Opposition fighters prepare for Iraqi war

13 March 2003
There is growing evidence that fighters from minority opposition groups are gathering in areas of northern Iraq free of central government control in preparation for war as the US and UK prepares to launch an attack.

The London Financial Times reported on 13 March that 1,500 fighters controlled by the Tehran-based Supreme Council for the Islamic Revolution in Iraq (SCIRI) arrived the previous day outside a camp new Darbandikhan close to the border with Iraq. The commander of the fighter,s called Abu Thulfaqar, was quoted by the Financial Times as saying that the unit did not come from Iran. 'Turkey is saying we are supported by Iran only to justify its plans to intervene in Iraq,' he was quoted as saying.

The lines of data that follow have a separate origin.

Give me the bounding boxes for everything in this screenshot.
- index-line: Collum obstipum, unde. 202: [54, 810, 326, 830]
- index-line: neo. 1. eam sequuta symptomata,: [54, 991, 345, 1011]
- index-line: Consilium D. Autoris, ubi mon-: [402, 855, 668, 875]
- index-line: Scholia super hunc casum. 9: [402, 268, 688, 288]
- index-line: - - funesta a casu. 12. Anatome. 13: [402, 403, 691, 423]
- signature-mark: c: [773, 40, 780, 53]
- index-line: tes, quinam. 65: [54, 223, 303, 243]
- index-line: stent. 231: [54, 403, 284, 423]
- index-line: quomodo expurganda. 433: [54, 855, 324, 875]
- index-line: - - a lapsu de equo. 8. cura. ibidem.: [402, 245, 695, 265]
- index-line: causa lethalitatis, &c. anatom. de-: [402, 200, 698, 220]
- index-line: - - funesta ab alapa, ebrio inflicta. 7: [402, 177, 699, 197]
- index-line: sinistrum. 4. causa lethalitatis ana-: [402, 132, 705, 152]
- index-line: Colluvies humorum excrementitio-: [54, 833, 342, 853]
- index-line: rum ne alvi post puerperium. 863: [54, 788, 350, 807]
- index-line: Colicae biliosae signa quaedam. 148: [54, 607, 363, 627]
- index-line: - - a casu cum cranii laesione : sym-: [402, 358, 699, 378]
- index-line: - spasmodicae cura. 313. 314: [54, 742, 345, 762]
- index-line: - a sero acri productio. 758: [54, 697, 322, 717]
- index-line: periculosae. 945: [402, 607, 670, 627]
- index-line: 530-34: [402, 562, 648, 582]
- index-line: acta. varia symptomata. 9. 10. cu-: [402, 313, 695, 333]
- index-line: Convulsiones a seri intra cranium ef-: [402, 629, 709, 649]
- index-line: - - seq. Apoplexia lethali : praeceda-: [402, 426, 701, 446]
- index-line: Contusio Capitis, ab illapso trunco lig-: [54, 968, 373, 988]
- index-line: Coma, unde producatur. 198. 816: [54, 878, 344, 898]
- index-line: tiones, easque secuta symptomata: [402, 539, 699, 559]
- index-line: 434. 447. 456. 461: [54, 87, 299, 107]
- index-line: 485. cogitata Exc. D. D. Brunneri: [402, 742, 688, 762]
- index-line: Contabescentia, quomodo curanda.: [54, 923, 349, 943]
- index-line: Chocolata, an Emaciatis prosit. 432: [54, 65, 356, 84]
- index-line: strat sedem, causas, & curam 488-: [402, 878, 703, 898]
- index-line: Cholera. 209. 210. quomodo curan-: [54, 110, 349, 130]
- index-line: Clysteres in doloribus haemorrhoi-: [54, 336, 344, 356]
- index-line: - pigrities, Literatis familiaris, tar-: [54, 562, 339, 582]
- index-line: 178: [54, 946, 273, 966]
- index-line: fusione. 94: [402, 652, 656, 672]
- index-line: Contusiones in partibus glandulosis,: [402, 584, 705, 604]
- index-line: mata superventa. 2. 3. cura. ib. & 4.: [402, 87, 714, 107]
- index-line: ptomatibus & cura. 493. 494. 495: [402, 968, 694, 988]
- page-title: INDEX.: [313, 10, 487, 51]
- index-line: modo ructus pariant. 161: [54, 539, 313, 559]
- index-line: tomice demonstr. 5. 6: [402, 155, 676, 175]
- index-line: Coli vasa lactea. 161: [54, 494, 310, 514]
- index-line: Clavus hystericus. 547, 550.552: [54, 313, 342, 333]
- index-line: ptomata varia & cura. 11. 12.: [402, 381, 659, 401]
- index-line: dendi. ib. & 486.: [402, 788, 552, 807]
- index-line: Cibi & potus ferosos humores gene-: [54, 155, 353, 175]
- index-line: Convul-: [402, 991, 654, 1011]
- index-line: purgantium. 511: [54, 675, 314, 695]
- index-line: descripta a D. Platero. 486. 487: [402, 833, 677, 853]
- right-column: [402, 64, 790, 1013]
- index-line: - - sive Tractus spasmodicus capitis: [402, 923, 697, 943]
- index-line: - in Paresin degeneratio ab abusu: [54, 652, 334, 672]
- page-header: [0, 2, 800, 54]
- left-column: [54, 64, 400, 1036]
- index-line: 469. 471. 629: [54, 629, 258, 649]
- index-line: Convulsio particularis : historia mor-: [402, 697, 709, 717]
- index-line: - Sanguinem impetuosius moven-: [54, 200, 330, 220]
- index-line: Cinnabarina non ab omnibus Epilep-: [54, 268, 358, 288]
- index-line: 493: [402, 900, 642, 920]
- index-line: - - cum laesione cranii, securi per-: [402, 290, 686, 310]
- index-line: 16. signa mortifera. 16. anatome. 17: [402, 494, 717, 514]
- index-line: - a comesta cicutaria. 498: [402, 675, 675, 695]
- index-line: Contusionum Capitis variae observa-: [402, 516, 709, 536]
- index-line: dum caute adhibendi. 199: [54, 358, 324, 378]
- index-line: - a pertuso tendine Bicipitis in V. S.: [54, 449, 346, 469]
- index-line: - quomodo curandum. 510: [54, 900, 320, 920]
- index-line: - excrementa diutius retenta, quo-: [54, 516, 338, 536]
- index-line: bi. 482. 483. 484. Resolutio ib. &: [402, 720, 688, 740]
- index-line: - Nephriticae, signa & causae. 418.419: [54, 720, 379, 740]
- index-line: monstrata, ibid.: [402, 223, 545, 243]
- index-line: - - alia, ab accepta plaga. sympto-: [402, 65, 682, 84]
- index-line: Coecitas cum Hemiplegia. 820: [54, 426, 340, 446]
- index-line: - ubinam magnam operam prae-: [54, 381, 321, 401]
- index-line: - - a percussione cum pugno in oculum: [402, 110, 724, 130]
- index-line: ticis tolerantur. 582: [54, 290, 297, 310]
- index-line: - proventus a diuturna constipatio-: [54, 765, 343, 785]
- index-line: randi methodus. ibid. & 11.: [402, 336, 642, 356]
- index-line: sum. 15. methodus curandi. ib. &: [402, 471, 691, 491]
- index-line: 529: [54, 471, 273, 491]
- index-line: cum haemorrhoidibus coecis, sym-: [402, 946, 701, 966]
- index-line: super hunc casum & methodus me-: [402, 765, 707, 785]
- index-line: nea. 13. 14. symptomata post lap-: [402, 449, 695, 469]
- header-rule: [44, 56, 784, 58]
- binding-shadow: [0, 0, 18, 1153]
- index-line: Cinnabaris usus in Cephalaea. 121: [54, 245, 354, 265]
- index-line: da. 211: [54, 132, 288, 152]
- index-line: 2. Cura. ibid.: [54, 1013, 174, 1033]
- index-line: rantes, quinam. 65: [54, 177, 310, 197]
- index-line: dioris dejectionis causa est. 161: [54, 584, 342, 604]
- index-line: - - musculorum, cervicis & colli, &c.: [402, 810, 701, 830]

SCIRI is an umbrella organisation representing Iraqi Shia parties. It is headed by Mohammad Bakir al-Hakim.

On 11 March, the BBC reported that fighters of the Kurdish Socialist Democratic Party, a Kurdish splinter group, was preparing to attack Kirkuk when the war began. Kirkuk, the principal oil centre in northern Iraq, is controlled by the government of Iraq but claimed by the Kurdish Regional Government (KRG), the coalition administration based in Erbil.